Word broke a few days ago that Memphis Grizzlies teammates OJ Mayo and Tony Allen got into an altercation aboard the teams charter flight. It is alleged that a gambling debt between the two led to taunts and eventually blows that left Mayo visibly bruised.
This situation will bring back memories of the Washington Wizards situation last year with Gilbert Arenas, when a gambling debt between him and teammate Javaris Crittenton escalated to such a point that Agent Zero brought guns to a game.
Scribes have been quick to say that the Association needs to outlaw gambling aboard team planes and that these situations are avoidable. But similarly to anything that is prohibited, the players will simply find new ways to gamble away from the watchful eye of team executives.
There is a culture amongst NBA players, and surely many other professional athletes. They are young men given millions of dollars and they possess little in the way of financial management skills. So they grew up playing cards and dice games, so why not put some of their expendable income on some games.
The Grizzlies have now banned gambling from their flights, and supposedly only one other team has a similar policy in place. Many teams acknowledge that the gambling takes places, but without money on the table, it is difficult to police.
The card game that many of these players are playing while cruising at 36,000 feet is called Boo Ray. Originating in Louisiana, it is a mix of poker and spades, with shades of euchre involved. The way that so many guys get into debt playing the game is due to the fact that you must match the pot if you lose a hand. With some players making twenty times what their teammates do, tempers surely rise quickly when debts get out of hand.
Some urban legends say that Michael Jordan himself was influential in introducing Boo Ray into mainstream NBA culture. It is well known that MJ likes to gamble, and it would surprise few people if this way indeed all his doing.
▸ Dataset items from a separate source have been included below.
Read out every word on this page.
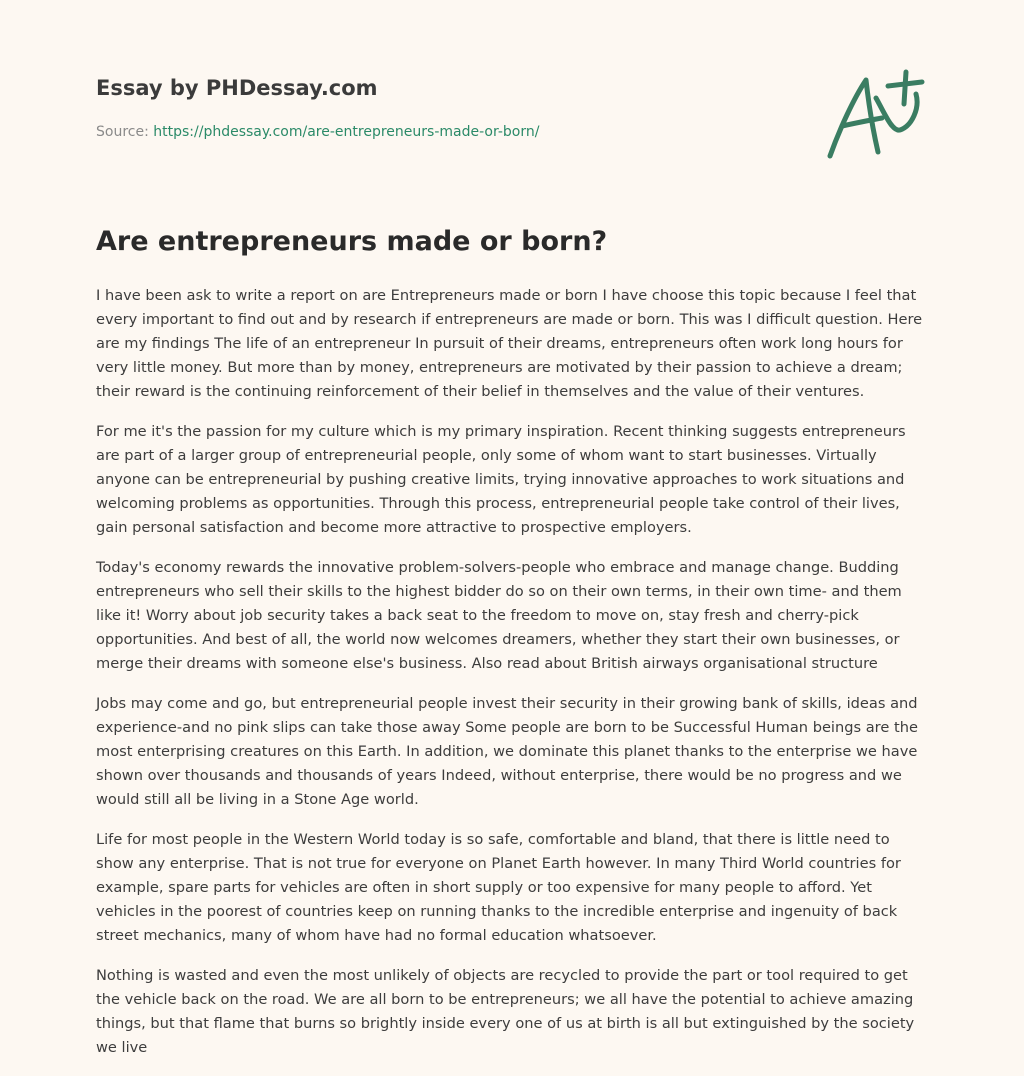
Essay by PHDessay.com
Source: https://phdessay.com/are-entrepreneurs-made-or-born/
Are entrepreneurs made or born?

I have been ask to write a report on are Entrepreneurs made or born I have choose this topic because I feel that every important to find out and by research if entrepreneurs are made or born. This was I difficult question. Here are my findings The life of an entrepreneur In pursuit of their dreams, entrepreneurs often work long hours for very little money. But more than by money, entrepreneurs are motivated by their passion to achieve a dream; their reward is the continuing reinforcement of their belief in themselves and the value of their ventures.

For me it's the passion for my culture which is my primary inspiration. Recent thinking suggests entrepreneurs are part of a larger group of entrepreneurial people, only some of whom want to start businesses. Virtually anyone can be entrepreneurial by pushing creative limits, trying innovative approaches to work situations and welcoming problems as opportunities. Through this process, entrepreneurial people take control of their lives, gain personal satisfaction and become more attractive to prospective employers.

Today's economy rewards the innovative problem-solvers-people who embrace and manage change. Budding entrepreneurs who sell their skills to the highest bidder do so on their own terms, in their own time- and them like it! Worry about job security takes a back seat to the freedom to move on, stay fresh and cherry-pick opportunities. And best of all, the world now welcomes dreamers, whether they start their own businesses, or merge their dreams with someone else's business. Also read about British airways organisational structure

Jobs may come and go, but entrepreneurial people invest their security in their growing bank of skills, ideas and experience-and no pink slips can take those away Some people are born to be Successful Human beings are the most enterprising creatures on this Earth. In addition, we dominate this planet thanks to the enterprise we have shown over thousands and thousands of years Indeed, without enterprise, there would be no progress and we would still all be living in a Stone Age world.

Life for most people in the Western World today is so safe, comfortable and bland, that there is little need to show any enterprise. That is not true for everyone on Planet Earth however. In many Third World countries for example, spare parts for vehicles are often in short supply or too expensive for many people to afford. Yet vehicles in the poorest of countries keep on running thanks to the incredible enterprise and ingenuity of back street mechanics, many of whom have had no formal education whatsoever.

Nothing is wasted and even the most unlikely of objects are recycled to provide the part or tool required to get the vehicle back on the road. We are all born to be entrepreneurs; we all have the potential to achieve amazing things, but that flame that burns so brightly inside every one of us at birth is all but extinguished by the society we live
One of the long running rumours in the NBA around the time that MJ decided to take a year away from the game to play minor league baseball was that he had found himself so deep in gambling debt that the death of his father was, how you say, not a coincidence. While no one truly knows the truth behind this allegation, the story has some legs to it. Jordan was a reputed gambler, took an unexpected step away from the game following the mysterious murder of his father and then promptly returned and continued winning.
The culture of gambling in the NBA traces back at least this far, and the amount of money being thrown about mixed with the bravado of these young entitled athletes has reached a boiling point. These factors mixed with the media age we live in, where unnamed sources can create full credible stories that become front page in a matter of minutes, make it difficult for any of these teams to hide from these situations when they do arise.
Without a doubt there have been countless other alternations between teammates over the years that no one in the public knows about. Women and gambling are often fought over, but now everything is in the public sphere and it is difficult to keep anything away from the media.
So is there any solution to this madness? Well similar to many minor situations that are quickly ignored, no one will take serious action until something serious happens. When a teammate shoots another over a gambling debt, rather then just pulls a gun on him, people will really pay attention. Sure Arenas was suspended for a significant period of time, but the culture did not change in the league.
The same can be said for the concussion discussion in the NFL. When a player finally gets hit so hard in an NFL game that he either dies or is becomes a quadriplegic, then people will finally get serious about changing the nature of the game.
Change is difficult to institute and people get comfortable in their ways. They must be scared into changing their way of life, and that is exactly what it will take for the gambling culture in the NBA to change.